Menyakiti kedua orang tua artinya menentang apa yang diperintahkan oleh keduanya – dengan syarat bukan perintah berbuat maksiat kepada Allah – atau melakukan suatu perbuatan yang tidak mendapat restu keduanya.
Perbuatan ini termasuk dosa besar. Dan dalam hal ini Rasulullah memperingatkan kepada kita agar tidak menyakiti kedua orang tua :
Wahai saudaraku, Rasulullah menghubungkan kedurhakaan kepada kedua orang tua dengan berbuat syirik kepada Alloh. Dalam hadits Abi Bakrah, beliau bersabda: “Maukah kalian aku beritahukan dosa yang paling besar ?” para sahabat menjawab, “Tentu.” Nabi bersabda, “(Yaitu) berbuat syirik, durhaka kepada kedua orang tua.” (HR. Al Bukhori)
Membuat menangis orang tua juga terhitung sebagaa perbuatan durhaka, tangisan mereka berarti terkoyaknya hati, oleh polah tingkah sang anak. Ibnu ‘Umar menegaskan: “Tangisan kedua orang tua termasuk kedurhakaan yang besar.” [HR. Bukhari, Adabul Mufrod hlm 31. Lihat Silsilah Al Ahaadits Ash Shohihah karya Al Imam Al Albani, 2.898]
Alloh pun menegaskan dalam surat Al Isro’ bahwa perkataan “uh” atau “ah” terhadap orang tua saja dilarang apalagi yang lebih dari itu. Dalam ayat itu pula dijelaskan perintah untuk berbuat baik pada orang tua.

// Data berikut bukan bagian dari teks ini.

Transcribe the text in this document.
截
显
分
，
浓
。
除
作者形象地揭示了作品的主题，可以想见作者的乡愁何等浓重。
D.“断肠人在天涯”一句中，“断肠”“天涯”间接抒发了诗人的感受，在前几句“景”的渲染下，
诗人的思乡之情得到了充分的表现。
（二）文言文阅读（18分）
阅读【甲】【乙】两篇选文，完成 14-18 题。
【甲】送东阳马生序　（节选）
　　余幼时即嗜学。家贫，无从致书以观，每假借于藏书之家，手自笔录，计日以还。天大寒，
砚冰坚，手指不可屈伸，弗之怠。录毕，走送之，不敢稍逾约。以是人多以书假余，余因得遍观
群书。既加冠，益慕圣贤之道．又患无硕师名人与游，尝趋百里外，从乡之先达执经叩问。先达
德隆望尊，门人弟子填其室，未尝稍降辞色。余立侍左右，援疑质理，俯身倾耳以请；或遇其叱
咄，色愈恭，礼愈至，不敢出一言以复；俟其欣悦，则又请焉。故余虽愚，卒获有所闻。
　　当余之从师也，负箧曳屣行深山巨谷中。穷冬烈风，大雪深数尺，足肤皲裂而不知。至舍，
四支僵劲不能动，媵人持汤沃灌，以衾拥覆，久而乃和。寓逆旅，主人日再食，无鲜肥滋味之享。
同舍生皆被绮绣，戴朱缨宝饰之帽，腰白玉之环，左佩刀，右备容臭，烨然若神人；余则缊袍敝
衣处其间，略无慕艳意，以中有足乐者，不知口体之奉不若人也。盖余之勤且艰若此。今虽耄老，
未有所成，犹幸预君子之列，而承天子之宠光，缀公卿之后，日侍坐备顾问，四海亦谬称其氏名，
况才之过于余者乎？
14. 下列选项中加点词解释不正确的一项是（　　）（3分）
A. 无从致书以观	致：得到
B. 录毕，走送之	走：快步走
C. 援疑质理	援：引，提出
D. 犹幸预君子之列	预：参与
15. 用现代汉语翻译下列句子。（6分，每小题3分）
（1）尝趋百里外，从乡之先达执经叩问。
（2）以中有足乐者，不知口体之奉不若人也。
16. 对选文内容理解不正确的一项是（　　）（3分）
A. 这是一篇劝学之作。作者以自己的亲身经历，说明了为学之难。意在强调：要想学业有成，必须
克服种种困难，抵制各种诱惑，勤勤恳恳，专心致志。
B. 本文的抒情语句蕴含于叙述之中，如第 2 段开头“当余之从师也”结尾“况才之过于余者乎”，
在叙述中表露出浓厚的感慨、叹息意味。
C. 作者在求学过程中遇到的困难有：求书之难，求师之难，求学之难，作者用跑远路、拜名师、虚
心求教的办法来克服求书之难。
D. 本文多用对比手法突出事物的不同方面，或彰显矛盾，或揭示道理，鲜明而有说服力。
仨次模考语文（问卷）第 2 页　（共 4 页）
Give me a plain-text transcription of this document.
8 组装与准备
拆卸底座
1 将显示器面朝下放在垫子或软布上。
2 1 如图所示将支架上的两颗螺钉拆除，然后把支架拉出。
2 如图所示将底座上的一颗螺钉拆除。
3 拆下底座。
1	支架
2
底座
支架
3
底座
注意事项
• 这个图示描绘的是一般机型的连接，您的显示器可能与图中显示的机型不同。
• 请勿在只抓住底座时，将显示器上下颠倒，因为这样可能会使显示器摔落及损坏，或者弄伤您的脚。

Termasuk di dalam kategori menyakiti kedua orang tua ialah memukul atau menempeleng kedua orang tua, atau melontarkan kata-kata makian, atau menambah beban yang keduanya tak mampu memikulnya, seperti minta uang secara terus menerus, padahal keduanya tidak mampu memenuhinya. Apalagi andaikata permintaan itu dilakukan secara paksa atau tidak peduli dengan keadaan orang tua.
“Telah Kami wasiatkan seorang manusia untuk senantiasa berbuat baik kepada kedua orang tuanya.” (Al-Ahqaaf : 15)
Di samping itu, membiarkan keadaan kedua orang tua dan tak bersedia menanggung biaya penghidupannya, sedang seseorang mengerti bahwa kedua orang tuanya dalam keadaan tak mampu, sedang keadaan dirinya mampu menolong, juga termasuk di dalam dosa tersebut.
Mengasingkan kedua orang tua juga termasuk dosa besar. Membiarkan orang tua berada jauh dan tak pernah mau berziarah (berkunjung). Kadang-kadang kejadian ini bisa terjadi manakala anak mempunyai kedudukan tinggi dibanding orang tuanya.
Memaki orang tua juga termasuk dosa terhadap orang tua. Dalam hal ini Rasulullah melarang keras sikap tersebut :
منأكبر الكبائر ان يلعن الرّجل والديه، قيل: يارسول الله وكيه يلعن الرّجل والديه؟ قال: يسبّ ابا الرّجل فيسبّ الرّجل اباه (رواه البخارى و سلم)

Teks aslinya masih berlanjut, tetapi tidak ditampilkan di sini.